Automatic issue triggering was another wall we hit early. The ideal experience would be: create an issue, and MRGenesis responds automatically. But the hackathon environment only supports mention, assign, and assign reviewer as triggers. In production this would be solved cleanly with GitLab webhooks or the API, but here it meant the manual mention step was unavoidable.
There was also a real tension between prompt length and output quality. More detailed prompts produced better, more structured results but pushed against the timeout limit. Tuning the timeout parameter to 180 seconds while keeping the prompt tight enough to reliably complete was more iterative than expected.
Finally, getting the .ai-catalog-mapping.json and .gitlab-ci.yml correctly wired to pass GitLab's catalog sync validation took several rounds of trial and error and a lot of close reading of the AI Catalog documentation.
Accomplishments That We're Proud Of
The thing we're most proud of is that MRGenesis requires zero backend infrastructure.
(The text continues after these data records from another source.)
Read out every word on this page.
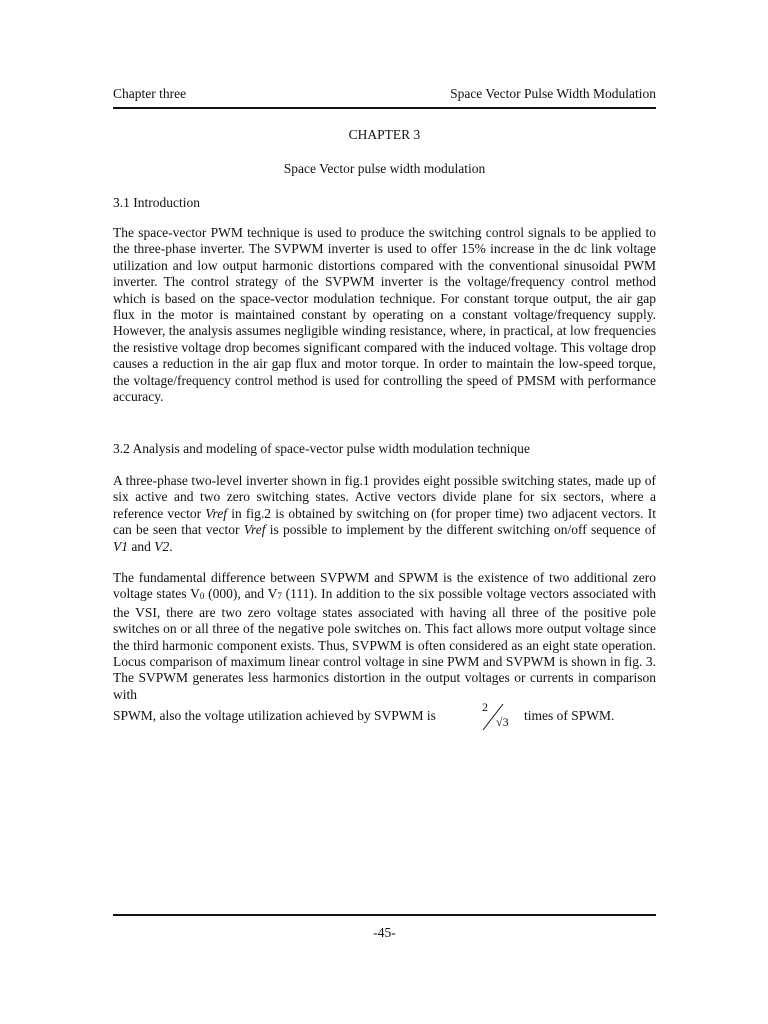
Chapter three	Space Vector Pulse Width Modulation
CHAPTER 3
Space Vector pulse width modulation
3.1 Introduction
The space-vector PWM technique is used to produce the switching control signals to be applied to the three-phase inverter. The SVPWM inverter is used to offer 15% increase in the dc link voltage utilization and low output harmonic distortions compared with the conventional sinusoidal PWM inverter. The control strategy of the SVPWM inverter is the voltage/frequency control method which is based on the space-vector modulation technique. For constant torque output, the air gap flux in the motor is maintained constant by operating on a constant voltage/frequency supply. However, the analysis assumes negligible winding resistance, where, in practical, at low frequencies the resistive voltage drop becomes significant compared with the induced voltage. This voltage drop causes a reduction in the air gap flux and motor torque. In order to maintain the low-speed torque, the voltage/frequency control method is used for controlling the speed of PMSM with performance accuracy.
3.2 Analysis and modeling of space-vector pulse width modulation technique
A three-phase two-level inverter shown in fig.1 provides eight possible switching states, made up of six active and two zero switching states. Active vectors divide plane for six sectors, where a reference vector Vref in fig.2 is obtained by switching on (for proper time) two adjacent vectors. It can be seen that vector Vref is possible to implement by the different switching on/off sequence of V1 and V2.
The fundamental difference between SVPWM and SPWM is the existence of two additional zero voltage states $V_0$ (000), and $V_7$ (111). In addition to the six possible voltage vectors associated with the VSI, there are two zero voltage states associated with having all three of the positive pole switches on or all three of the negative pole switches on. This fact allows more output voltage since the third harmonic component exists. Thus, SVPWM is often considered as an eight state operation. Locus comparison of maximum linear control voltage in sine PWM and SVPWM is shown in fig. 3. The SVPWM generates less harmonics distortion in the output voltages or currents in comparison with
SPWM, also the voltage utilization achieved by SVPWM is
2
√3 times of SPWM.
-45-
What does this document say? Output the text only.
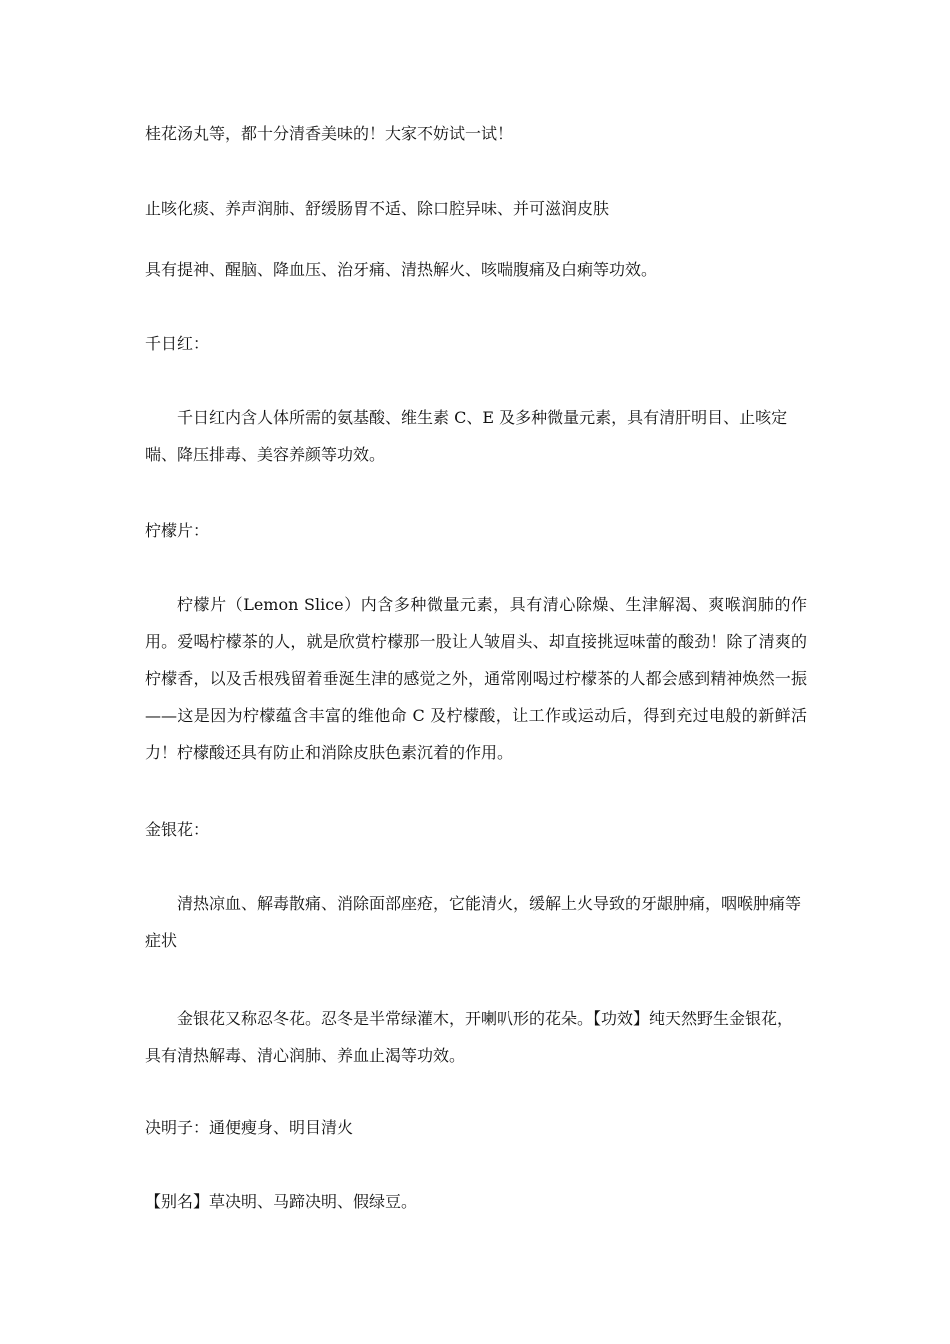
桂花汤丸等，都十分清香美味的！大家不妨试一试！
止咳化痰、养声润肺、舒缓肠胃不适、除口腔异味、并可滋润皮肤
具有提神、醒脑、降血压、治牙痛、清热解火、咳喘腹痛及白痢等功效。
千日红：
千日红内含人体所需的氨基酸、维生素 C、E 及多种微量元素，具有清肝明目、止咳定喘、降压排毒、美容养颜等功效。
柠檬片：
柠檬片（Lemon Slice）内含多种微量元素，具有清心除燥、生津解渴、爽喉润肺的作用。爱喝柠檬茶的人，就是欣赏柠檬那一股让人皱眉头、却直接挑逗味蕾的酸劲！除了清爽的柠檬香，以及舌根残留着垂涎生津的感觉之外，通常刚喝过柠檬茶的人都会感到精神焕然一振——这是因为柠檬蕴含丰富的维他命 C 及柠檬酸，让工作或运动后，得到充过电般的新鲜活力！柠檬酸还具有防止和消除皮肤色素沉着的作用。
金银花：
清热凉血、解毒散痛、消除面部座疮，它能清火，缓解上火导致的牙龈肿痛，咽喉肿痛等症状
金银花又称忍冬花。忍冬是半常绿灌木，开喇叭形的花朵。【功效】纯天然野生金银花，具有清热解毒、清心润肺、养血止渴等功效。
决明子：通便瘦身、明目清火
【别名】草决明、马蹄决明、假绿豆。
It runs entirely inside GitLab's native AI tooling — no external servers, no separate APIs, no databases. Just a YAML file and a well-crafted prompt.
We're also proud that the output is actually usable. The Coder Agent doesn't just describe what to build in vague terms — it names real file paths like src/controllers/authController.js and writes code snippets a developer can drop straight into their editor.
Making security a required step in every plan, not optional, feels like the right call. Too many tools treat security as a checkbox at the end. MRGenesis bakes it into the workflow from the start, which means every plan that comes out of it has already been reviewed through that lens.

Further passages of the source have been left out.